Publié : 02 févr. 2009 14:54
par Cémoi
Pour avoir travailler avec pas mal de jeunes entre 18 et 25 ans je suis d'accord avec le fait qu'il est illogique de limité le RMI à 25 ans. Que font les jeunes sans aucune ressource durant ces années ? L'obligation alimentaire ? Pensez-vous qu'il est facile d'attaquer ses propres parents devant un tribunal à cet âge ?
Re: une majorité juridique à 18ans, une majorité sociale à 25ans...
Publié : 02 févr. 2009 18:27
par Brie
Ca coûte moins cher à la "socièté" de laisser les jeunes se demmerder...
La précarité des jeunes c'est bien la raison qui les pousse à manifester pour leurs droits et à être trés activistes...! C'est ironique bien évidemment!;)
Re: une majorité juridique à 18ans, une majorité sociale à 25ans...
Publié : 02 févr. 2009 19:37
par fanny
Le contrat Jeune Majeur existe également !
Re: une majorité juridique à 18ans, une majorité sociale à 25ans...
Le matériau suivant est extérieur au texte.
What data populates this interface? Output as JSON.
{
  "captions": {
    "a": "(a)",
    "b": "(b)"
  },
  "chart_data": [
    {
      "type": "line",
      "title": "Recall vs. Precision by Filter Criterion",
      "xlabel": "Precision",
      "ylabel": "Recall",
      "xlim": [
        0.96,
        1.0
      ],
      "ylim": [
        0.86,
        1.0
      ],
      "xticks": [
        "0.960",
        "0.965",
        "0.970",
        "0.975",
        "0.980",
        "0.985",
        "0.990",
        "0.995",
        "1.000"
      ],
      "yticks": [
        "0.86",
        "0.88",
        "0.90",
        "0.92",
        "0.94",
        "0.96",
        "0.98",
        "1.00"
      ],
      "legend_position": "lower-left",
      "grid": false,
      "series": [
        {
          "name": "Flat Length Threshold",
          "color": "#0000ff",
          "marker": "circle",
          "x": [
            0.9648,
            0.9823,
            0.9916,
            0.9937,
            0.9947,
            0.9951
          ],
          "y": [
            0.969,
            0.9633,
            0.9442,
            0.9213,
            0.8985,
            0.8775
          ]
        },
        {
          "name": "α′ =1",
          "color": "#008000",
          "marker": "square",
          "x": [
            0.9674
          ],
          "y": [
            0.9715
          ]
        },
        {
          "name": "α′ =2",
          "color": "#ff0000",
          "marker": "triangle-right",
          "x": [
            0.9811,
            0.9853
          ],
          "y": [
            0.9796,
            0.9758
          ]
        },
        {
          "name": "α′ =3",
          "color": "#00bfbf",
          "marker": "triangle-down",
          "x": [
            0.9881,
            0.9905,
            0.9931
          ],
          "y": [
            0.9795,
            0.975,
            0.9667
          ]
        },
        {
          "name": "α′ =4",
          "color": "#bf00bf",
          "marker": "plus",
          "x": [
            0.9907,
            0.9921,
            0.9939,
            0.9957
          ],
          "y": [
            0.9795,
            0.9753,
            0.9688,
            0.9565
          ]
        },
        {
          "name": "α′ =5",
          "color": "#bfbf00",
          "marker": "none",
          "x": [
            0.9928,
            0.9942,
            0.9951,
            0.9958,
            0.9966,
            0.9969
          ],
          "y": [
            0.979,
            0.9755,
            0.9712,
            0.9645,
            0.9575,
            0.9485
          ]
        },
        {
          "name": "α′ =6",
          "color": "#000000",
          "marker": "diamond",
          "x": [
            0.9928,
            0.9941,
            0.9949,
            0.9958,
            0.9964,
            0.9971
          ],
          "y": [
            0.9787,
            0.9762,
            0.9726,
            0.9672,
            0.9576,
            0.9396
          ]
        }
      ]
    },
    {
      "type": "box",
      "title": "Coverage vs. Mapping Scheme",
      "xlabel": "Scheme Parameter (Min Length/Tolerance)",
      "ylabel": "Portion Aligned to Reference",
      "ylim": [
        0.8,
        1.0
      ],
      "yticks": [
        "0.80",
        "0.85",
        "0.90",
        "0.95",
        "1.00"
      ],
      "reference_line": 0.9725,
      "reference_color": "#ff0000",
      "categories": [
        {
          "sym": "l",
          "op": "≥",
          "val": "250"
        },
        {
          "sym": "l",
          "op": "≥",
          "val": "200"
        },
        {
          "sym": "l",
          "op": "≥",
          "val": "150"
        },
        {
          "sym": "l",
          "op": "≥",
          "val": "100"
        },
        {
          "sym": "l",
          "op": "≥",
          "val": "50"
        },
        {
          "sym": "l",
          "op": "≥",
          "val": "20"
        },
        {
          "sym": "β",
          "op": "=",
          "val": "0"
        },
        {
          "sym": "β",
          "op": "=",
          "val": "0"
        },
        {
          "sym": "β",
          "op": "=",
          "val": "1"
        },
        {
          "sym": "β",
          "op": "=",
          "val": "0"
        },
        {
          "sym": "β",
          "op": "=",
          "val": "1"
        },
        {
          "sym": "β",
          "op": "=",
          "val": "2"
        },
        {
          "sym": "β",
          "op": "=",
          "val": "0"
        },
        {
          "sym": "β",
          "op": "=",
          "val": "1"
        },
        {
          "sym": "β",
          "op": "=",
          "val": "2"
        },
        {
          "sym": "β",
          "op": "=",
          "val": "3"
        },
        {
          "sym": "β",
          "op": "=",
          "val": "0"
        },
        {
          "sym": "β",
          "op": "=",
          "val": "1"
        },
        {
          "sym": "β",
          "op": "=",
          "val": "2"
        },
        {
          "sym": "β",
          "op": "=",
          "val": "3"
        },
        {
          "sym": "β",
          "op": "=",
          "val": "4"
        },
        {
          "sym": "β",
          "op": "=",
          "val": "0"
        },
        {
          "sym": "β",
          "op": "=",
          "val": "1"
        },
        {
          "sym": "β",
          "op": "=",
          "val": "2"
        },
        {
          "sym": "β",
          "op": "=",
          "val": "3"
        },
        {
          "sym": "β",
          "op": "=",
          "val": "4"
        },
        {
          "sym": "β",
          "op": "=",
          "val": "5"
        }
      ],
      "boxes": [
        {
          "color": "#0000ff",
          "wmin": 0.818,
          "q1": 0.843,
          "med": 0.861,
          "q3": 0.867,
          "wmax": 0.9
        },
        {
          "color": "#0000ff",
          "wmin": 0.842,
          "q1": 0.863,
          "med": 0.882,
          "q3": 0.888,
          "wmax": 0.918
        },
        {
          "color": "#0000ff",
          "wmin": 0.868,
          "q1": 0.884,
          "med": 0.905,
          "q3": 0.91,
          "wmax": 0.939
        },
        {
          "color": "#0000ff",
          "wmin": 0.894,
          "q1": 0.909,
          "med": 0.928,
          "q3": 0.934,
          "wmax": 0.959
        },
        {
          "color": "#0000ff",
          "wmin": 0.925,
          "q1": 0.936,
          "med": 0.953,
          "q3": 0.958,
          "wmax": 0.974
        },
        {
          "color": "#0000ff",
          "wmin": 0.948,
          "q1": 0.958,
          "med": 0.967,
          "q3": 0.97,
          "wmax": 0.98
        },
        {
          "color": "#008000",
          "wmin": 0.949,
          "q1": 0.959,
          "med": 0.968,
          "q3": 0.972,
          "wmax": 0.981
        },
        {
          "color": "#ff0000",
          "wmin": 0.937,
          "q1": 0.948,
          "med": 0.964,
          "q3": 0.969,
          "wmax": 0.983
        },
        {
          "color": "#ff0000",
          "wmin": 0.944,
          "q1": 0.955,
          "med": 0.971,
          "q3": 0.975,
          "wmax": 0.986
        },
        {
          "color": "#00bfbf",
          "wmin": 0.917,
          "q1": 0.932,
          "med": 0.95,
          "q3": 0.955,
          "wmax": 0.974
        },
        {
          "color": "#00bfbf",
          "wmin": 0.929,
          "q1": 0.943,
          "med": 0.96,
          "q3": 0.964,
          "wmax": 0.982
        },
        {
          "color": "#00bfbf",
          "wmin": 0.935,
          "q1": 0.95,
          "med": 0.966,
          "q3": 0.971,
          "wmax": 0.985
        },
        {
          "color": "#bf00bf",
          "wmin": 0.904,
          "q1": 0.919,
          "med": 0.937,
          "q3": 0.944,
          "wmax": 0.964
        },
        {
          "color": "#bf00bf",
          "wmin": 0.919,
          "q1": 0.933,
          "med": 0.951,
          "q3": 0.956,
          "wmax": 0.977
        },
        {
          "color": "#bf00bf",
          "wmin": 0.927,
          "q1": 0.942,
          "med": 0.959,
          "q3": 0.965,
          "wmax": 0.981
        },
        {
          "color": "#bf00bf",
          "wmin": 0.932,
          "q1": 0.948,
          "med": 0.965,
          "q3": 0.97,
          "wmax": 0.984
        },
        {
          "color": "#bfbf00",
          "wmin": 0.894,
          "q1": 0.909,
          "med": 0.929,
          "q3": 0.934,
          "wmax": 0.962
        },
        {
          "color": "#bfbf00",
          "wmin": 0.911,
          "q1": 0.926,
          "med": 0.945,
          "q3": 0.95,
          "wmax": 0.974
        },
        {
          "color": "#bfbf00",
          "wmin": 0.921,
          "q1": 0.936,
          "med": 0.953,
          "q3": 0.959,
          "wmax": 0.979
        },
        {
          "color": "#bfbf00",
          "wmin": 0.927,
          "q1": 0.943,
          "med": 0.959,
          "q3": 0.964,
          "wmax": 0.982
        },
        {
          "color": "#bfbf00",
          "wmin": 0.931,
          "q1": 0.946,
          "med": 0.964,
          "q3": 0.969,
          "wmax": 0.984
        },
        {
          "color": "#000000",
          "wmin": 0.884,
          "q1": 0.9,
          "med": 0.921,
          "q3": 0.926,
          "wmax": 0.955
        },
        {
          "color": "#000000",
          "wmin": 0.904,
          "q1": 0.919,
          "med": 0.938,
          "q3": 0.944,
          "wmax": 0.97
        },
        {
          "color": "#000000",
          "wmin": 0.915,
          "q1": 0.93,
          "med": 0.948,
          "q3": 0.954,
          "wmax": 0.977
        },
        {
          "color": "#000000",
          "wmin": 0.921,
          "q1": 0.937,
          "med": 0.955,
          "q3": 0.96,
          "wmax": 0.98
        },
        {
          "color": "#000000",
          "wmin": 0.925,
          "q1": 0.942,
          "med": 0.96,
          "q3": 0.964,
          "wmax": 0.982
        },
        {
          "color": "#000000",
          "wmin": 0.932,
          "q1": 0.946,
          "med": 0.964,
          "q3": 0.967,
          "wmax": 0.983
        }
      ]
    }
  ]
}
Publié : 02 févr. 2009 22:02
par toubib
Désolée si je m'écarte du "débat" initial :
Ce que je retiens aussi du RMI (Pour en être personnellement concernée ...) , c'est que certes c'est 1 aide mais quand dans certains cas (Par Exemple [= Cas vécu .] : Maladie n'ouvrant ni droit à l'Invalidité ni possibilité d'obtenir l'AAH .) , le RMI est quelque fois le seul recours qu'il reste pour avoir de l'Argent ... Mais 1 fois arrivé l'âge de la retraite , ce minima social n'aura pas suffit à se constituer 1 Retraite et en + n'ouvre pas droit à ce qui équivaut à 1 Pension De Retraite ... Alors même s'il existe des aides , on se retrouvera 1 jour à "Manger Des Cailloux" et devoir se faire enterrer dans la "Fosse Commune" ...
Vive le RMI (= Mode "Humour" ..) ...
Re: une majorité juridique à 18ans, une majorité sociale à 25ans...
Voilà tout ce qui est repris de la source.